創造と環境

コピーライター西尾忠久による1960年〜70年代アメリカ広告のアーカイブ

(217)[ビートルの広告](118)


印刷メディアでは、音、動き、匂い、味、肌ざわり、痛み---などは正確には伝えられません。TV-CMだと、音、動きが表現できるようになりました。そのようなメディアの持っている制限を工夫によって錯覚させることもできそうと挑戦し、この場合は、静止誌面から「音」を感じさせたのです。50年前のこのころ、TV-CFがようやくものの役に立つことが先覚たちによって認められかけていました(モノクロでしたけどね)。
クリエイターを、「試みる人」といいかえてもいいのかも。


馴らし運転の必要はありません。



新車に対する価格の中には、奇妙なノイズの代金も入っているとお考えになっていますね。
フォルクスワーゲンは違いますよ。
フォルクスワーゲンの新車は、ノイズ別で、1,595ドル。
新しいフォルクスーゲンは、キイキイきしむ音をみごとに取り除いています。それから、何かが洩れるような音も。各部分が実にぴったりと適合しているんです。
実際の話、このような車をひと晩でつくりあげることは誰もできません。
私たちは、15年間<同じ基本形によって仕事をしてきました。現在もそうしています。
私たちは、ワーゲンを完ぺきな車に近づけるために、改良に改良を重ねています。思えば、最初の年からそうでした。
私たちの空冷式エンジンは、例えば、すえつけ前に、回転させたり調整したりします。
ですから、初日からトップ・スピードでドライブできるのです。
エンジンは、摩擦抵抗が少ないようにうまく設計されているので、オイル交換期間前に補給しなくてもすむはずです。馴らし運転とか走っている車の調子が気になるとかいうこともありません。
今こそあなたは、フォルクスワーゲンを買うことが、"インスタント・カー"を買うことだということがおわかりいただけたでしょう。
しかも、水さえ必要なし、なんです。




You don't have to take it on a shakedown cruise.

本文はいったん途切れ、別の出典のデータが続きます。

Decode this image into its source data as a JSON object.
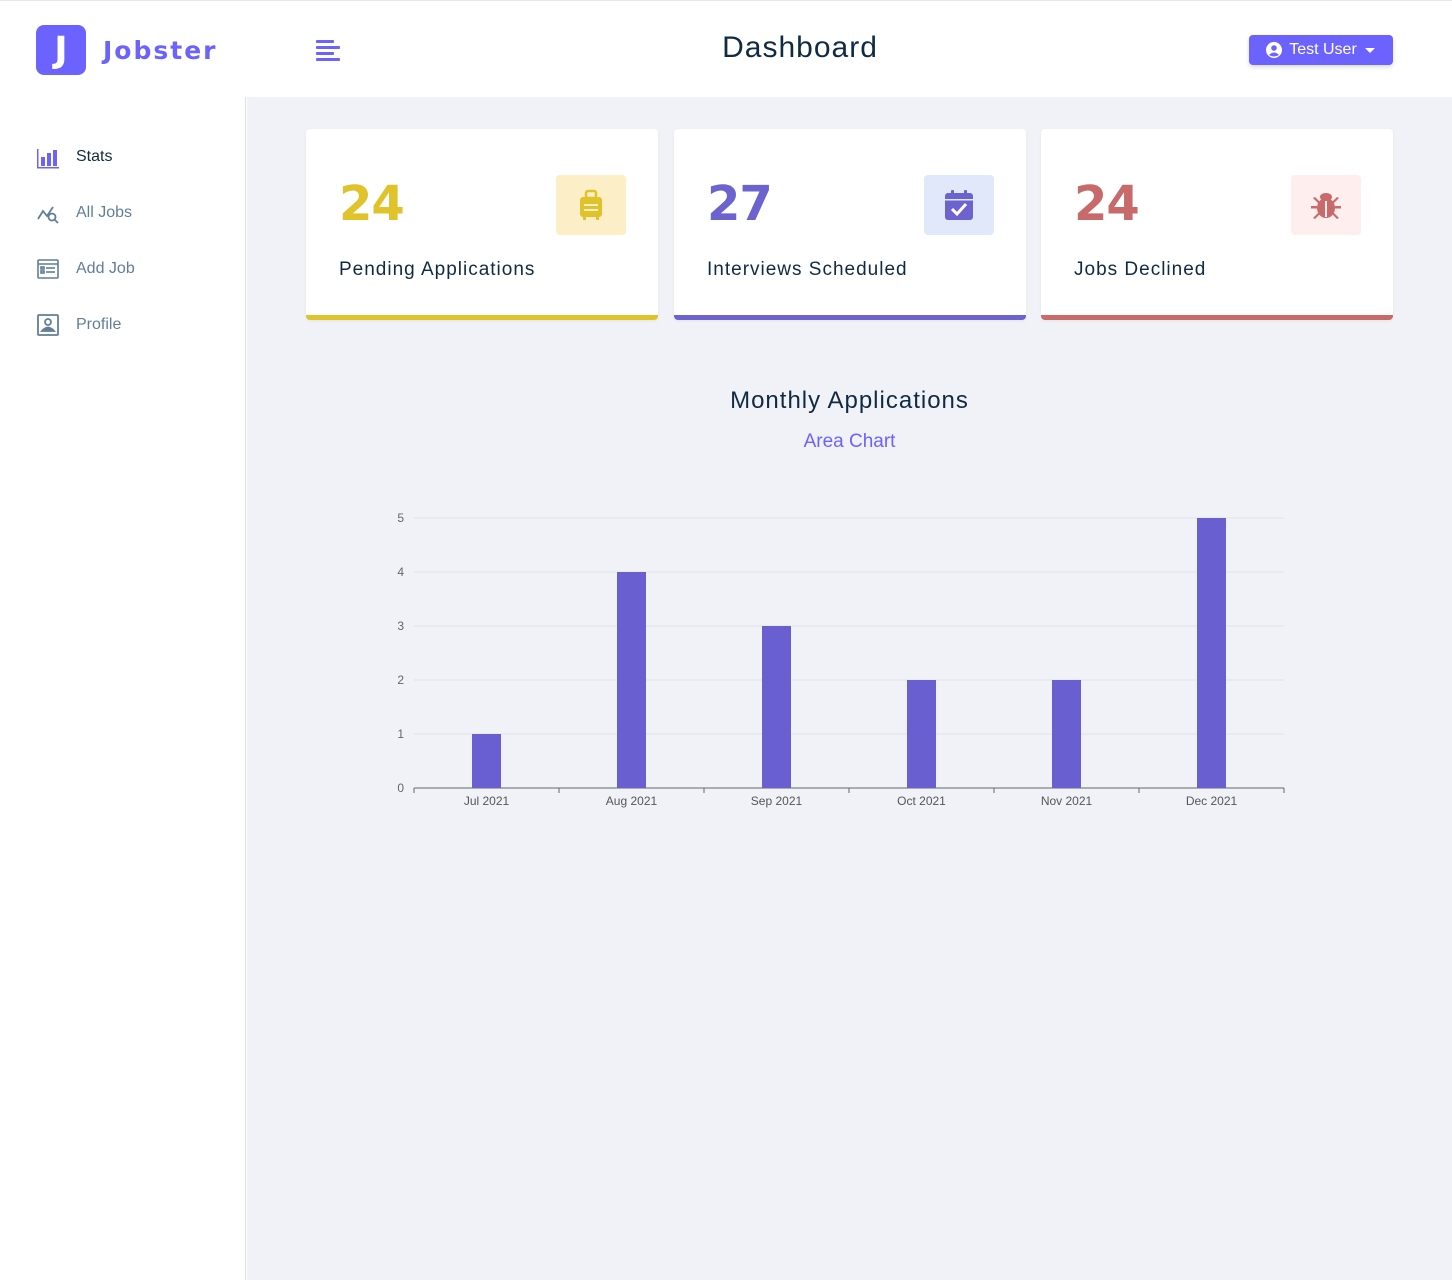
{
  "app": {
    "logo_letter": "J",
    "name": "Jobster"
  },
  "header": {
    "title": "Dashboard",
    "user_label": "Test User"
  },
  "sidebar": {
    "items": [
      {
        "label": "Stats",
        "icon": "bar-chart-icon",
        "active": true
      },
      {
        "label": "All Jobs",
        "icon": "chart-search-icon",
        "active": false
      },
      {
        "label": "Add Job",
        "icon": "form-icon",
        "active": false
      },
      {
        "label": "Profile",
        "icon": "id-badge-icon",
        "active": false
      }
    ]
  },
  "stats": [
    {
      "count": "24",
      "label": "Pending Applications",
      "icon": "suitcase-icon",
      "color": "#e0c22a",
      "bg": "#fcefc7"
    },
    {
      "count": "27",
      "label": "Interviews Scheduled",
      "icon": "calendar-check-icon",
      "color": "#6c63cf",
      "bg": "#e0e8f9"
    },
    {
      "count": "24",
      "label": "Jobs Declined",
      "icon": "bug-icon",
      "color": "#c96a6a",
      "bg": "#ffeeee"
    }
  ],
  "chart_section": {
    "title": "Monthly Applications",
    "toggle_label": "Area Chart"
  },
  "colors": {
    "accent": "#6c63ff",
    "bar": "#6a5fd0"
  },
  "chart_data": {
    "type": "bar",
    "categories": [
      "Jul 2021",
      "Aug 2021",
      "Sep 2021",
      "Oct 2021",
      "Nov 2021",
      "Dec 2021"
    ],
    "values": [
      1,
      4,
      3,
      2,
      2,
      5
    ],
    "yticks": [
      0,
      1,
      2,
      3,
      4,
      5
    ],
    "ylim": [
      0,
      5
    ],
    "grid": true
  }
}
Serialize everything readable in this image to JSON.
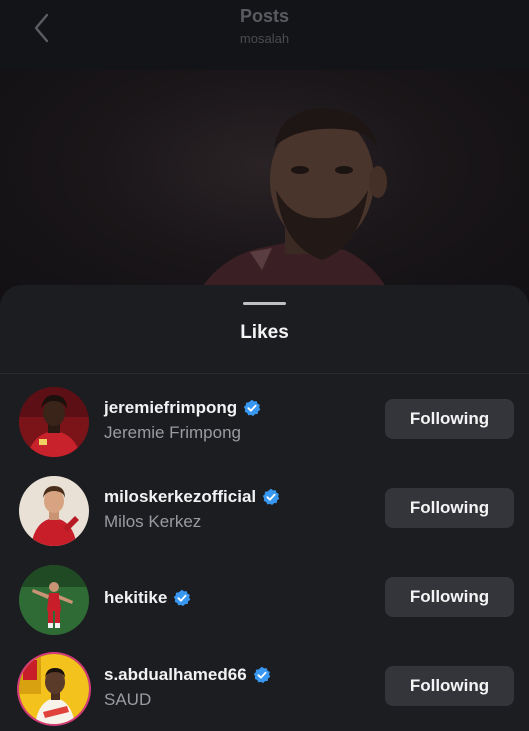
{
  "header": {
    "title": "Posts",
    "subtitle": "mosalah"
  },
  "sheet": {
    "title": "Likes"
  },
  "likes": [
    {
      "username": "jeremiefrimpong",
      "full_name": "Jeremie Frimpong",
      "verified": true,
      "button_label": "Following"
    },
    {
      "username": "miloskerkezofficial",
      "full_name": "Milos Kerkez",
      "verified": true,
      "button_label": "Following"
    },
    {
      "username": "hekitike",
      "full_name": "",
      "verified": true,
      "button_label": "Following"
    },
    {
      "username": "s.abdualhamed66",
      "full_name": "SAUD",
      "verified": true,
      "button_label": "Following"
    }
  ],
  "colors": {
    "verified_badge": "#3897f0",
    "sheet_background": "#1c1d21",
    "button_background": "#34353b"
  },
  "icons": [
    "chevron-left-icon",
    "verified-badge-icon"
  ]
}
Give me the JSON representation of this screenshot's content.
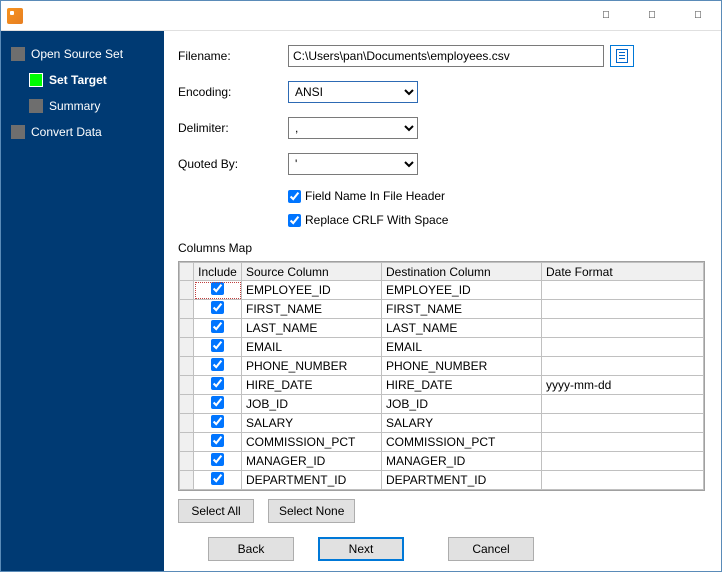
{
  "sidebar": {
    "items": [
      {
        "label": "Open Source Set"
      },
      {
        "label": "Set Target"
      },
      {
        "label": "Summary"
      },
      {
        "label": "Convert Data"
      }
    ]
  },
  "form": {
    "filename_label": "Filename:",
    "filename_value": "C:\\Users\\pan\\Documents\\employees.csv",
    "encoding_label": "Encoding:",
    "encoding_value": "ANSI",
    "delimiter_label": "Delimiter:",
    "delimiter_value": ",",
    "quoted_label": "Quoted By:",
    "quoted_value": "'",
    "check1": "Field Name In File Header",
    "check2": "Replace CRLF With Space",
    "columns_map_label": "Columns Map"
  },
  "grid": {
    "headers": {
      "include": "Include",
      "source": "Source Column",
      "dest": "Destination Column",
      "date": "Date Format"
    },
    "rows": [
      {
        "include": true,
        "source": "EMPLOYEE_ID",
        "dest": "EMPLOYEE_ID",
        "date": ""
      },
      {
        "include": true,
        "source": "FIRST_NAME",
        "dest": "FIRST_NAME",
        "date": ""
      },
      {
        "include": true,
        "source": "LAST_NAME",
        "dest": "LAST_NAME",
        "date": ""
      },
      {
        "include": true,
        "source": "EMAIL",
        "dest": "EMAIL",
        "date": ""
      },
      {
        "include": true,
        "source": "PHONE_NUMBER",
        "dest": "PHONE_NUMBER",
        "date": ""
      },
      {
        "include": true,
        "source": "HIRE_DATE",
        "dest": "HIRE_DATE",
        "date": "yyyy-mm-dd"
      },
      {
        "include": true,
        "source": "JOB_ID",
        "dest": "JOB_ID",
        "date": ""
      },
      {
        "include": true,
        "source": "SALARY",
        "dest": "SALARY",
        "date": ""
      },
      {
        "include": true,
        "source": "COMMISSION_PCT",
        "dest": "COMMISSION_PCT",
        "date": ""
      },
      {
        "include": true,
        "source": "MANAGER_ID",
        "dest": "MANAGER_ID",
        "date": ""
      },
      {
        "include": true,
        "source": "DEPARTMENT_ID",
        "dest": "DEPARTMENT_ID",
        "date": ""
      }
    ]
  },
  "buttons": {
    "select_all": "Select All",
    "select_none": "Select None",
    "back": "Back",
    "next": "Next",
    "cancel": "Cancel"
  }
}
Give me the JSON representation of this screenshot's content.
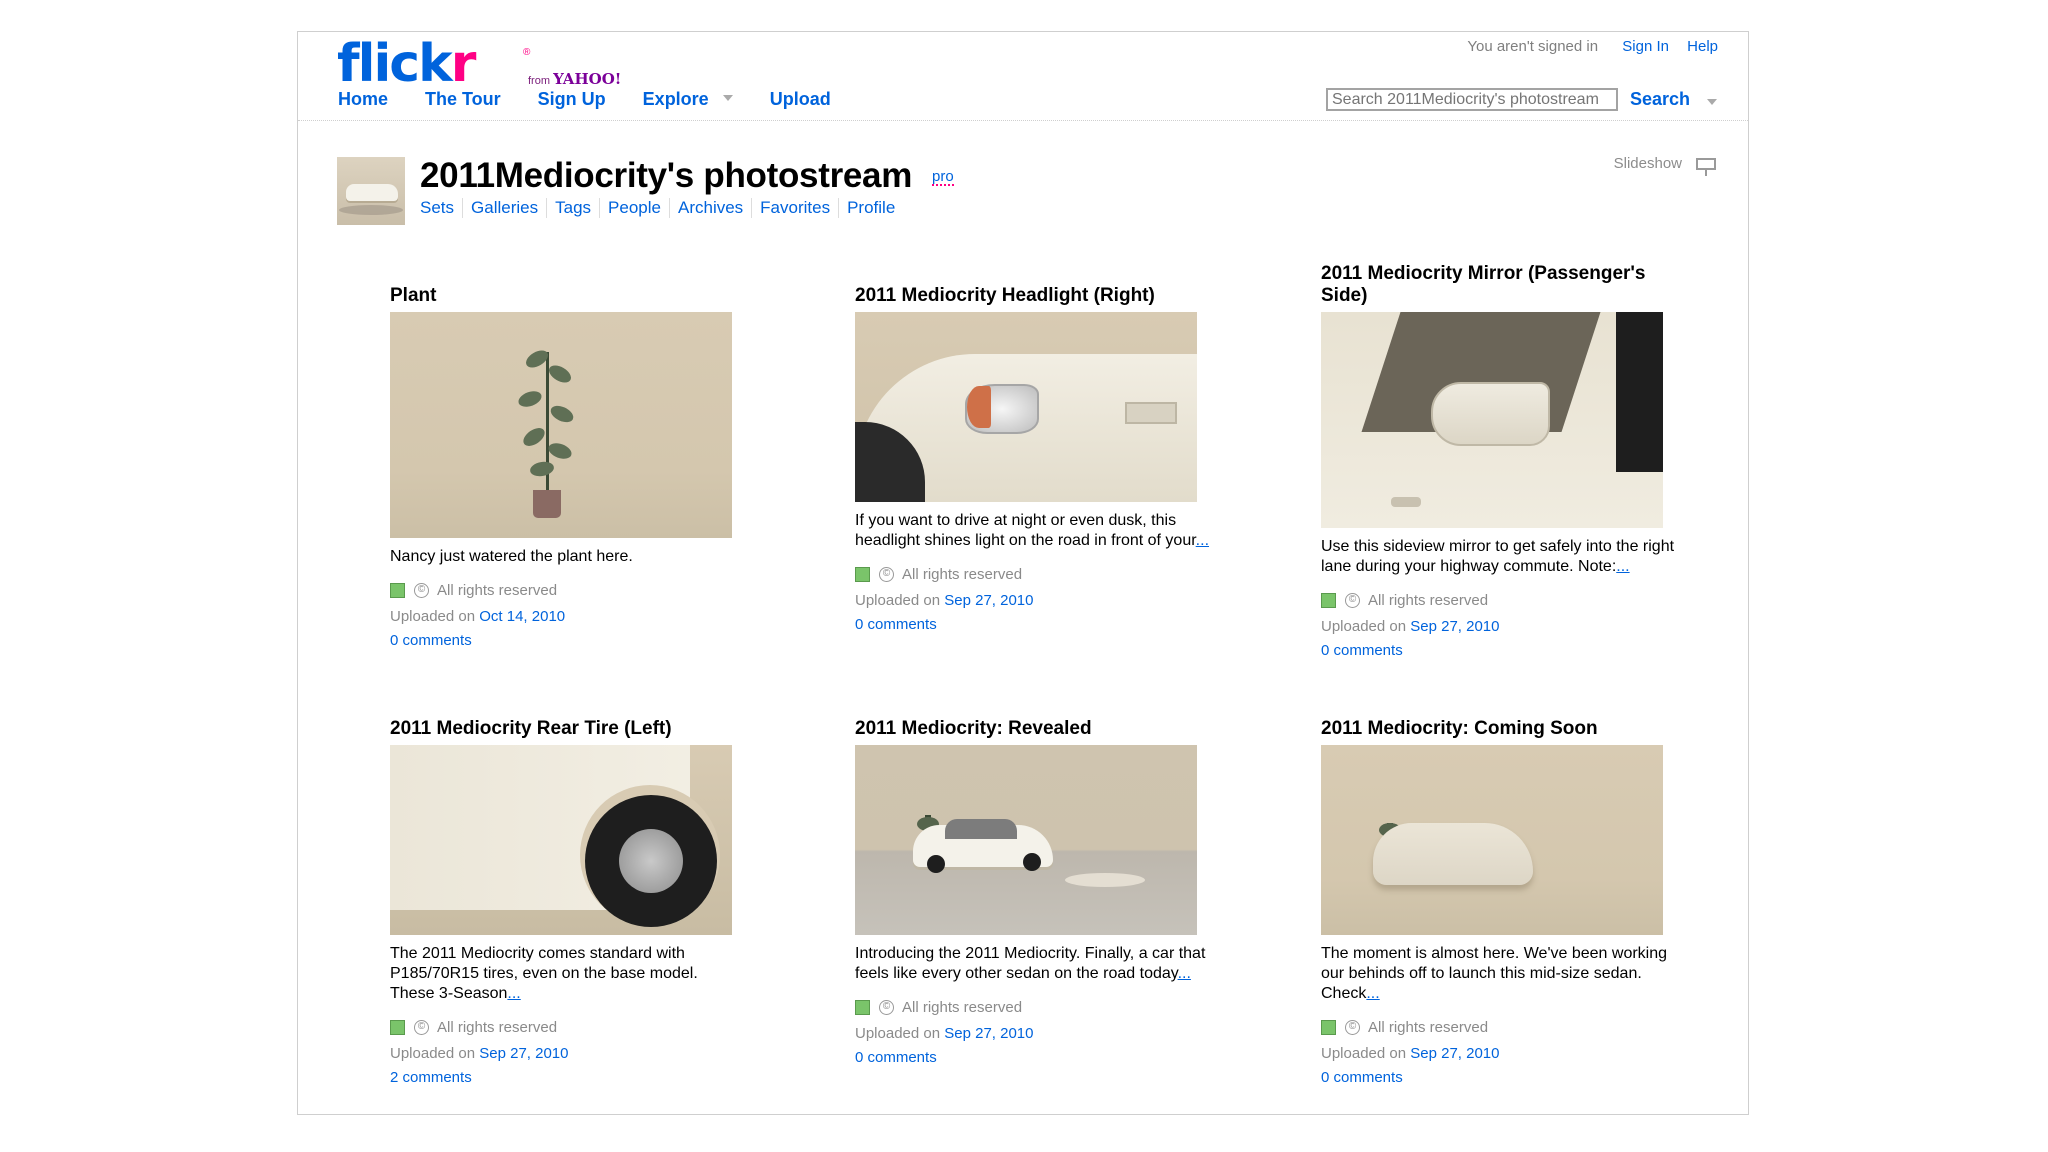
{
  "header": {
    "logo_text": "flickr",
    "logo_sub": "from YAHOO!",
    "nav": [
      "Home",
      "The Tour",
      "Sign Up",
      "Explore",
      "Upload"
    ],
    "signed_out_text": "You aren't signed in",
    "sign_in": "Sign In",
    "help": "Help",
    "search_placeholder": "Search 2011Mediocrity's photostream",
    "search_button": "Search"
  },
  "profile": {
    "title": "2011Mediocrity's photostream",
    "pro_badge": "pro",
    "subnav": [
      "Sets",
      "Galleries",
      "Tags",
      "People",
      "Archives",
      "Favorites",
      "Profile"
    ],
    "slideshow": "Slideshow"
  },
  "photos": [
    {
      "title": "Plant",
      "description": "Nancy just watered the plant here.",
      "more": "",
      "license": "All rights reserved",
      "uploaded_prefix": "Uploaded on",
      "date": "Oct 14, 2010",
      "comments": "0 comments"
    },
    {
      "title": "2011 Mediocrity Headlight (Right)",
      "description": "If you want to drive at night or even dusk, this headlight shines light on the road in front of your",
      "more": "...",
      "license": "All rights reserved",
      "uploaded_prefix": "Uploaded on",
      "date": "Sep 27, 2010",
      "comments": "0 comments"
    },
    {
      "title": "2011 Mediocrity Mirror (Passenger's Side)",
      "description": "Use this sideview mirror to get safely into the right lane during your highway commute. Note:",
      "more": "...",
      "license": "All rights reserved",
      "uploaded_prefix": "Uploaded on",
      "date": "Sep 27, 2010",
      "comments": "0 comments"
    },
    {
      "title": "2011 Mediocrity Rear Tire (Left)",
      "description": "The 2011 Mediocrity comes standard with P185/70R15 tires, even on the base model. These 3-Season",
      "more": "...",
      "license": "All rights reserved",
      "uploaded_prefix": "Uploaded on",
      "date": "Sep 27, 2010",
      "comments": "2 comments"
    },
    {
      "title": "2011 Mediocrity: Revealed",
      "description": "Introducing the 2011 Mediocrity. Finally, a car that feels like every other sedan on the road today",
      "more": "...",
      "license": "All rights reserved",
      "uploaded_prefix": "Uploaded on",
      "date": "Sep 27, 2010",
      "comments": "0 comments"
    },
    {
      "title": "2011 Mediocrity: Coming Soon",
      "description": "The moment is almost here. We've been working our behinds off to launch this mid-size sedan. Check",
      "more": "...",
      "license": "All rights reserved",
      "uploaded_prefix": "Uploaded on",
      "date": "Sep 27, 2010",
      "comments": "0 comments"
    }
  ],
  "colors": {
    "link": "#0063dc",
    "logo_pink": "#ff0084",
    "license_green": "#7ac46a",
    "muted": "#8a8a8a"
  }
}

Maybe you think mysterious noises are part of the price you pay for a new car.
But not for a Volkswagen.
A new VW costs $1,595.Without noises.
It's pretty hard to get a new VW to squeak. Or leak. The parts fit together too well.
Obviously, nobody can just go ahead and build a car like that overnight.
We've been working on the same basic model for 15 years. And we're still at it.
We keep refining our refinements to give you a car that performs the way it's supposed to. Right from the beginning.
Our air-cooled engine, for example, is run and tuned before we install it. You can drive a VW at top speed the first day.
The engine is so beautifully machined for low friction, you'll probably never need oil between changes. To say nothing of a breakin period or a shakedown cruise.
So you can see why buying a VW is like buying an "instant car."
Except you don't even have to add water.